Disproportionate parental authority also has met with considerable challenge from children and youth. As children developed their understanding of their new cultural and legal environment, they began to question the fairness of their parents’ actions. Challenging the authority of their parents has become a more viable option under the laws of their new country. Older children, especially, found support in Australian legal and institutional structures such as assisted accommodation and access to various income and social benefits. Participating parents blamed government payments, such as the youth allowance, for the breakdown of family structures. They noted with some astonishment that their children could use the law of their new country and call, or threaten to call, the police and other authorities if they found themselves in conflict with their parents.
When children have a problem and they see a counsellor to tell them such and such happened, the counsellor tells them to call the police.
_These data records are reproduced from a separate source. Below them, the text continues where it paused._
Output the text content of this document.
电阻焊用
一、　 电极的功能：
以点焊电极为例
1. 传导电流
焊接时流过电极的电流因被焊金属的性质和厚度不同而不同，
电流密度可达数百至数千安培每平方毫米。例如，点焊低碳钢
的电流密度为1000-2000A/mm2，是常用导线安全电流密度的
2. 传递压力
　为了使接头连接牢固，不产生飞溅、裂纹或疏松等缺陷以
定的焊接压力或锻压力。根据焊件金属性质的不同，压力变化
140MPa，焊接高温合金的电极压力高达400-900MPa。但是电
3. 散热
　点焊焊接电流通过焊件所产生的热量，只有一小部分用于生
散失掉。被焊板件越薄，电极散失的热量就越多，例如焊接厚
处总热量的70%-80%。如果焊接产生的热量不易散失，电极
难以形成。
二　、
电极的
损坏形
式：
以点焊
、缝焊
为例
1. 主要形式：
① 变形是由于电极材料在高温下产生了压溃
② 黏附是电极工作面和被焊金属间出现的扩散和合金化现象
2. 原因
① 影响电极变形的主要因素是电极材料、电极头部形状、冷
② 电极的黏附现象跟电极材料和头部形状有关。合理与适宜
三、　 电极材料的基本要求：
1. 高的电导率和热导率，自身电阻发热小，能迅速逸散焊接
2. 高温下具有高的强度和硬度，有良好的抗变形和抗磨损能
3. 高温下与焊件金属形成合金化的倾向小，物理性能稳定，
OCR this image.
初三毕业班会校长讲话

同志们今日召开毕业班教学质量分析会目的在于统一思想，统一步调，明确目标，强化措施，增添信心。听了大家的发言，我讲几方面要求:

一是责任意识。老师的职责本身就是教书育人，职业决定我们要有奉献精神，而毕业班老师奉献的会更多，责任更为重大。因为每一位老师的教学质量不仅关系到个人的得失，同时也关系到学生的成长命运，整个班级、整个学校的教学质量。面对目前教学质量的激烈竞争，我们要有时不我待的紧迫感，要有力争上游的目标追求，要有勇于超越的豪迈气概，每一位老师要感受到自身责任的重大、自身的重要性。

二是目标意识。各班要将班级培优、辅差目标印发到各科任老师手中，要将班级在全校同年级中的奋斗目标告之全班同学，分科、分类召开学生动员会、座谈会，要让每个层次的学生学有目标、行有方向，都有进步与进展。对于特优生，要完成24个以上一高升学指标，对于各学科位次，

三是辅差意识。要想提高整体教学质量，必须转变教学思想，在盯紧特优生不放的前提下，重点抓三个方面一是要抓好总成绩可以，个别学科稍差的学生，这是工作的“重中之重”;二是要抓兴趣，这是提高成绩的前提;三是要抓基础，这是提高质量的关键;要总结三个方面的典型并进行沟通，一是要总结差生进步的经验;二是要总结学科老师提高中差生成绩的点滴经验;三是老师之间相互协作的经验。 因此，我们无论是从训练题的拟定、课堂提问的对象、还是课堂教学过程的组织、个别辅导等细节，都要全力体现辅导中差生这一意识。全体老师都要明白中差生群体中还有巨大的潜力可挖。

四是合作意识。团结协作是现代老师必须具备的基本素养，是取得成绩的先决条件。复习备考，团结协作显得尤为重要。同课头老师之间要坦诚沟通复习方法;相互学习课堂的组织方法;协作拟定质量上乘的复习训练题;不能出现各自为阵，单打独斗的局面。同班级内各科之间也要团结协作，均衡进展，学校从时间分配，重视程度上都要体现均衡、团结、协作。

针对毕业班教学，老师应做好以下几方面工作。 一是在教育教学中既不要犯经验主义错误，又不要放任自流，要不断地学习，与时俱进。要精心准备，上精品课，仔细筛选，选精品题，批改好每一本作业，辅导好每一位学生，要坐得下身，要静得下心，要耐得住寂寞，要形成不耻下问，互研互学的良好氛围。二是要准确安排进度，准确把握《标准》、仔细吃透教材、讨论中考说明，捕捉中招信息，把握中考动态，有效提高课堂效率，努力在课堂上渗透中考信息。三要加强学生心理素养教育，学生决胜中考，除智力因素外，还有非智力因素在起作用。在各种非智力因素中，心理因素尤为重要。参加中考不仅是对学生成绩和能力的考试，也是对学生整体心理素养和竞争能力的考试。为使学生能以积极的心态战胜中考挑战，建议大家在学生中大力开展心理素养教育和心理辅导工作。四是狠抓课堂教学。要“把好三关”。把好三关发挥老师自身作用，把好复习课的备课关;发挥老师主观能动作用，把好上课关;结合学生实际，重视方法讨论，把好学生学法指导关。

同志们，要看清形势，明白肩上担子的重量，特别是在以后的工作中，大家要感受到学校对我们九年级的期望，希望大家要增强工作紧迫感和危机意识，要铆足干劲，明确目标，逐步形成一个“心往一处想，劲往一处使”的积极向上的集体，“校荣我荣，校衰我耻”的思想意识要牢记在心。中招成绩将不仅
They put that in their mind and they think that it is a good idea. So when you want to parent them and say to them do this, they can just call the police (Female participant).
Parents judged that such interventions undermined their family structures. They believe that authorities and institutions should instead support them in their parenting roles.
Australian government and social institutions indeed have an important role to support parents and families in terms of adequate financial resources and structural backing. This role should extend to fostering legally approved and meaningful parenting skills among immigrant parents, as lack of skills and confidence in applying nonphysical discipline indeed may be the main reason why refugee parents feel threatened by the impact of Western cultural influences on their children.